Vitor Manuel Carvalho


1G202 – Macroeconomia I
Ano lectivo 2008/09
O Modelo AS/AD: Breve Descrição

NOTA PRÉVIA
Este texto tem por objectivo ilustrar, de forma muito simples, uma estruturação básica do
modelo AS/AD. A sua leitura deverá ser acompanhada pela leitura dos capítulos 12 e 13 do
livro adoptado na disciplina: Michael Burda e Charles Wyplosz (2005), Macroeconomics –
A European Text, 4rd ed., Oxford University Press. Deverá ser tido em consideração que
nas aulas apenas foi feita a estruturação e aplicação do modelo AS/AD para o caso de uma
grande economia aberta ao exterior.

O MODELO AS/AD
A passagem do modelo IS/LM para o modelo AS/AD implica o abandono de um dos
pressupostos mais fortes do modelo: o facto dos preços dos bens e serviços serem fixos.
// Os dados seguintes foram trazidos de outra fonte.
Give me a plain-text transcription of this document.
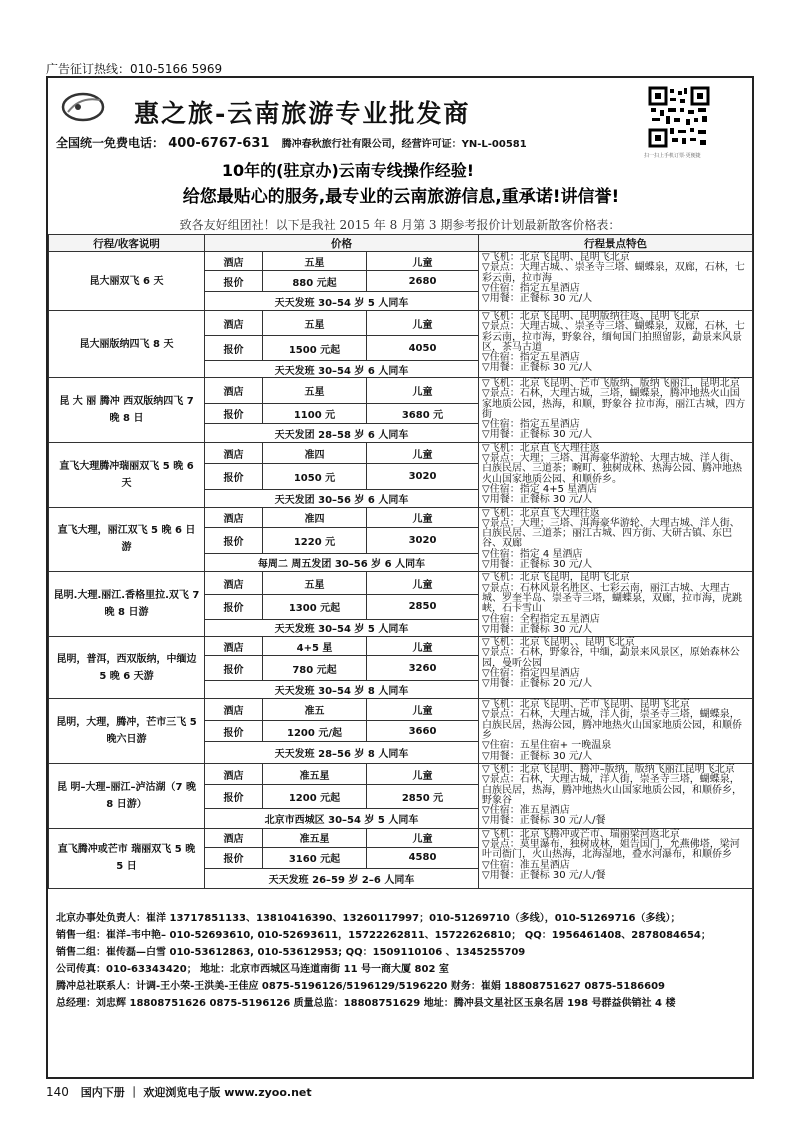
广告征订热线：010-5166 5969
惠之旅-云南旅游专业批发商
全国统一免费电话： 400-6767-631 腾冲春秋旅行社有限公司，经营许可证：YN-L-00581
10年的(驻京办)云南专线操作经验!
给您最贴心的服务,最专业的云南旅游信息,重承诺!讲信誉!
扫一扫上手机订票·更便捷
致各友好组团社！以下是我社 2015 年 8 月第 3 期参考报价计划最新散客价格表：
行程/收客说明	价格			行程景点特色
昆大丽双飞 6 天	酒店	五星	儿童	▽飞机：北京飞昆明、昆明飞北京
▽景点：大理古城、、崇圣寺三塔、蝴蝶泉，双廊，石林，七彩云南，拉市海
▽住宿：指定五星酒店
▽用餐：正餐标 30 元/人
	报价	880 元起	2680	
	天天发班 30–54 岁 5 人同车			
昆大丽版纳四飞 8 天	酒店	五星	儿童	▽飞机：北京飞昆明、昆明版纳往返、昆明飞北京
▽景点：大理古城、、崇圣寺三塔、蝴蝶泉，双廊，石林，七彩云南，拉市海，野象谷，缅甸国门拍照留影，勐景来风景区，茶马古道
▽住宿：指定五星酒店
▽用餐：正餐标 30 元/人
	报价	1500 元起	4050	
	天天发班 30–54 岁 6 人同车			
昆 大 丽 腾冲 西双版纳四飞 7 晚 8 日	酒店	五星	儿童	▽飞机：北京飞昆明、芒市飞版纳、版纳飞丽江，昆明北京
▽景点：石林，大理古城，三塔，蝴蝶泉，腾冲地热火山国家地质公园，热海，和顺，野象谷 拉市海，丽江古城，四方街
▽住宿：指定五星酒店
▽用餐：正餐标 30 元/人
	报价	1100 元	3680 元	
	天天发团 28–58 岁 6 人同车			
直飞大理腾冲瑞丽双飞 5 晚 6 天	酒店	准四	儿童	▽飞机：北京直飞大理往返
▽景点：大理；三塔、洱海豪华游轮、大理古城、洋人街、白族民居、三道茶；畹町、独树成林、热海公园、腾冲地热火山国家地质公园、和顺侨乡。
▽住宿：指定 4+5 星酒店
▽用餐：正餐标 30 元/人
	报价	1050 元	3020	
	天天发团 30–56 岁 6 人同车			
直飞大理，丽江双飞 5 晚 6 日游	酒店	准四	儿童	▽飞机：北京直飞大理往返
▽景点：大理；三塔、洱海豪华游轮、大理古城、洋人街、白族民居、三道茶；丽江古城、四方街、大研古镇、东巴谷、双廊
▽住宿：指定 4 星酒店
▽用餐：正餐标 30 元/人
	报价	1220 元	3020	
	每周二 周五发团 30–56 岁 6 人同车			
昆明.大理.丽江.香格里拉.双飞 7 晚 8 日游	酒店	五星	儿童	▽飞机：北京飞昆明，昆明飞北京
▽景点：石林风景名胜区、七彩云南，丽江古城、大理古城、罗奎半岛、崇圣寺三塔，蝴蝶泉，双廊，拉市海，虎跳峡，石卡雪山
▽住宿：全程指定五星酒店
▽用餐：正餐标 30 元/人
	报价	1300 元起	2850	
	天天发班 30–54 岁 5 人同车			
昆明，普洱，西双版纳，中缅边 5 晚 6 天游	酒店	4+5 星	儿童	▽飞机：北京飞昆明、、昆明飞北京
▽景点：石林，野象谷，中缅，勐景来风景区，原始森林公园，曼听公园
▽住宿：指定四星酒店
▽用餐：正餐标 20 元/人
	报价	780 元起	3260	
	天天发班 30–54 岁 8 人同车			
昆明，大理，腾冲，芒市三飞 5 晚六日游	酒店	准五	儿童	▽飞机：北京飞昆明、芒市飞昆明、昆明飞北京
▽景点：石林，大理古城，洋人街，崇圣寺三塔，蝴蝶泉，白族民居，热海公园，腾冲地热火山国家地质公园，和顺侨乡
▽住宿：五星住宿+ 一晚温泉
▽用餐：正餐标 30 元/人
	报价	1200 元/起	3660	
	天天发班 28–56 岁 8 人同车			
昆 明–大理–丽江–泸沽湖（7 晚 8 日游）	酒店	准五星	儿童	▽飞机：北京飞昆明、腾冲–版纳，版纳飞丽江昆明飞北京
▽景点：石林，大理古城，洋人街，崇圣寺三塔，蝴蝶泉，白族民居，热海，腾冲地热火山国家地质公园，和顺侨乡，野象谷
▽住宿：准五星酒店
▽用餐：正餐标 30 元/人/餐
	报价	1200 元起	2850 元	
	北京市西城区 30–54 岁 5 人同车			
直飞腾冲或芒市 瑞丽双飞 5 晚 5 日	酒店	准五星	儿童	▽飞机：北京飞腾冲或芒市、瑞丽梁河返北京
▽景点：莫里瀑布，独树成林，姐告国门，允燕佛塔，梁河叶司衙门，火山热海，北海湿地，叠水河瀑布，和顺侨乡
▽住宿：准五星酒店
▽用餐：正餐标 30 元/人/餐
	报价	3160 元起	4580	
	天天发班 26–59 岁 2–6 人同车			
北京办事处负责人：崔洋 13717851133、13810416390、13260117997；010-51269710（多线），010-51269716（多线）；
销售一组：崔洋–韦中艳– 010-52693610, 010-52693611，15722262811、15722626810； QQ：1956461408、2878084654；
销售二组：崔传磊—白雪 010-53612863, 010-53612953; QQ：1509110106 、1345255709
公司传真：010-63343420； 地址：北京市西城区马连道南街 11 号一商大厦 802 室
腾冲总社联系人：计调-王小荣-王洪美-王佳应 0875-5196126/5196129/5196220 财务：崔娟 18808751627 0875-5186609
总经理：刘忠辉 18808751626 0875-5196126 质量总监：18808751629 地址：腾冲县文星社区玉泉名居 198 号群益供销社 4 楼
140 国内下册 ｜ 欢迎浏览电子版 www.zyoo.net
Ao
abdicarmos deste pressuposto estamos a proporcionar ao modelo um horizonte temporal de
análise bastante mais alargado, que irá desde o curto prazo, caracterizado por alguma
rigidez de preços e salários1, até ao longo prazo, onde preços e salários são geralmente
tidos como perfeitamente flexíveis.

O facto dos preços passarem a ser variáveis resulta na introdução de uma nova variável
fundamental no modelo, a taxa de inflação, implicando a rejeição da curva da oferta
agregada subjacente ao modelo IS/LM, a qual é horizontal (perfeitamente elástica), e de
tudo o que a mesma representa, nomeadamente a subjugação da oferta à procura de bens e
serviços, deixando os produtores de responder passivamente a alterações na procura. O
abandono do pressuposto da rigidez total de preços vai levar-nos a estudar algo que até ao
momento tinha sido negligenciado no nosso plano lectivo: o lado da oferta de uma
economia e a formação dos preços dos bens e serviços.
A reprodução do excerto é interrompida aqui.